HS: I think the US national interest in North Korean human rights is relatively small and weak compared to that of the nuclear weapons program or the international politics regarding the country. The US government has done a lot regarding human rights, but in terms of the general public and the NGO, there is more work to be done. I think the NGO has a lot of power. The NGOs that are currently involved in North Korean human rights either in Korea or other countries are having hard times economically and also with manpower, so more volunteers and donations would be very helpful.

AC: Finally, looking ahead, what is your hope for yourself? What is your hope for Stepping Stone? And what is your hope for your country?

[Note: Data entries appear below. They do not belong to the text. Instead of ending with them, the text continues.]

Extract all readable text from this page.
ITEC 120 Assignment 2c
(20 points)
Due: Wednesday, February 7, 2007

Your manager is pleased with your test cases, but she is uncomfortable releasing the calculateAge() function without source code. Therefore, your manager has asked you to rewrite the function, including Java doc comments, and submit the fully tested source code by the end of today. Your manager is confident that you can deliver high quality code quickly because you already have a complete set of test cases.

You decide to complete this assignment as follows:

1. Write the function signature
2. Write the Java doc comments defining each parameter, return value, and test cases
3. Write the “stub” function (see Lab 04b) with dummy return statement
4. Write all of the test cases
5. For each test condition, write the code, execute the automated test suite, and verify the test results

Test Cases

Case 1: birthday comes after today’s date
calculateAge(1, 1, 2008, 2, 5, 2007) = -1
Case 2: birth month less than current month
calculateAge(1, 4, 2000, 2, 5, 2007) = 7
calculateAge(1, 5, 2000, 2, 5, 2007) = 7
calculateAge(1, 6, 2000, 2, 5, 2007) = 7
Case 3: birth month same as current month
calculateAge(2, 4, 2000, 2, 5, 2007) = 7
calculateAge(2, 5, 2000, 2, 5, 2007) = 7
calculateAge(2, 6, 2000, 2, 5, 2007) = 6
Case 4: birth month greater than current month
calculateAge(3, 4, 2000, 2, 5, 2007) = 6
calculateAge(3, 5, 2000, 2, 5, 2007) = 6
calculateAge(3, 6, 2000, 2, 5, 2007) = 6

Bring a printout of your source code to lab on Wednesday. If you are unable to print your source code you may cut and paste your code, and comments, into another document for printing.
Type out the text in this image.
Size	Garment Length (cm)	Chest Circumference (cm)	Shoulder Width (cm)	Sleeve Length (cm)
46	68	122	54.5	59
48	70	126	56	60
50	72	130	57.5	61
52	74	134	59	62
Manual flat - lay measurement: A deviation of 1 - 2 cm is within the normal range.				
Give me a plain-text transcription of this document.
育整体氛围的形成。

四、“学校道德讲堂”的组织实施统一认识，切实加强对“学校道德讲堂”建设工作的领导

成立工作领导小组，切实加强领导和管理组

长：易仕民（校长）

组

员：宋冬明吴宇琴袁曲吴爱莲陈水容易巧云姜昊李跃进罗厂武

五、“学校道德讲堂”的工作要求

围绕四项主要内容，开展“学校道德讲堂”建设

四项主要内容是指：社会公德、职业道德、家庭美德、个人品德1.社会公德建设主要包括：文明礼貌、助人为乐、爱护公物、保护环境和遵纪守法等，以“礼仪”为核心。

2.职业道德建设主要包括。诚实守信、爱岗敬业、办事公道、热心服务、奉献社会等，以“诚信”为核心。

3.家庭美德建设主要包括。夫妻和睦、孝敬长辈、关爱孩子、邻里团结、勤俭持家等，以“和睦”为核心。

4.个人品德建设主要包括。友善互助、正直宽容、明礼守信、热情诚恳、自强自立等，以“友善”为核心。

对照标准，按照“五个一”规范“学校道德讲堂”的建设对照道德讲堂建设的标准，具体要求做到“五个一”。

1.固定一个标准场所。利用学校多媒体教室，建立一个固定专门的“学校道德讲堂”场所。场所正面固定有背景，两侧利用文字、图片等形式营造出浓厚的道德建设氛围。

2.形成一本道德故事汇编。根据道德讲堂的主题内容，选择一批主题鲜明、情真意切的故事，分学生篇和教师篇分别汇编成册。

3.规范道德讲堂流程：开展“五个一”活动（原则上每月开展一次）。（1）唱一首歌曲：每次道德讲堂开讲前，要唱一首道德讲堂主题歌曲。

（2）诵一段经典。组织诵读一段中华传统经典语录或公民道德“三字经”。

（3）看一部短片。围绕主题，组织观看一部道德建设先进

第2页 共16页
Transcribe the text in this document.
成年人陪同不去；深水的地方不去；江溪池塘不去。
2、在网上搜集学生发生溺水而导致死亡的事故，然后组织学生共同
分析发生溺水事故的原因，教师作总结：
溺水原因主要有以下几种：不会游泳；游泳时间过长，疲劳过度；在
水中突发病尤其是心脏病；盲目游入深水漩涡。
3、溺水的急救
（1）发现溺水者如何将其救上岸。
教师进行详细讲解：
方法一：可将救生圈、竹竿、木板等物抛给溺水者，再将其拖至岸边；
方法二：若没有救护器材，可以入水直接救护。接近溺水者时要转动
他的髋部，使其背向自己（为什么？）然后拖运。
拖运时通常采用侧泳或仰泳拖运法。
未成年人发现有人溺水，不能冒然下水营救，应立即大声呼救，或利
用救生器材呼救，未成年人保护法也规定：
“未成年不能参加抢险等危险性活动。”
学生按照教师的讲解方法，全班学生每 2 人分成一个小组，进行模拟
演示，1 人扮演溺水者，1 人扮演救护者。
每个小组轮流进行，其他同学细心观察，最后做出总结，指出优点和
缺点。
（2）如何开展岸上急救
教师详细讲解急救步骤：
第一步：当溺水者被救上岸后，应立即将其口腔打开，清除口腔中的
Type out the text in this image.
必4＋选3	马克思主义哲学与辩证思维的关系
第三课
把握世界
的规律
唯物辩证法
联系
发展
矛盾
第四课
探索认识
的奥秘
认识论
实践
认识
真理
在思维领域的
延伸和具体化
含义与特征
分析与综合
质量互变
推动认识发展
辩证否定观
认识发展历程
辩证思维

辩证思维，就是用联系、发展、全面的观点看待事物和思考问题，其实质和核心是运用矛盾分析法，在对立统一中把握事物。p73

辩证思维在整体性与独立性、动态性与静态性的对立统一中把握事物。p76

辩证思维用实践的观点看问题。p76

HS: My personal dream is that North Korea gets reunified with South Korea soon so that its people can enjoy the benefits of being a human being. The wish I have for my organisation is that even if reunification doesn’t happen that quickly, we will be able to exert a fair amount of pressure on North Korea on human rights issues and make more and more people aware of North Korean human rights. We could, for example, hold protests in front of North Korean embassies or consulates, we can send letters to the North Korean regime, and we can let people know that North Korea is a “desert” for human rights.

AC: And what is your long-term hope for your country?

HS: If I talk about hope for North Korea, I can split it between hope for the regime and hope for the people. As for the regime, I actually have no hopes for it because I don’t think the Kim regime will change what it does. If we leave Kim Jong Un alone, he will maintain his power and inherit that to his own child. I don’t expect that much from the North Korean state. As for the people, I just wish that they get enlightened soon enough so that they can democratise their own country and put the current regime into collapse.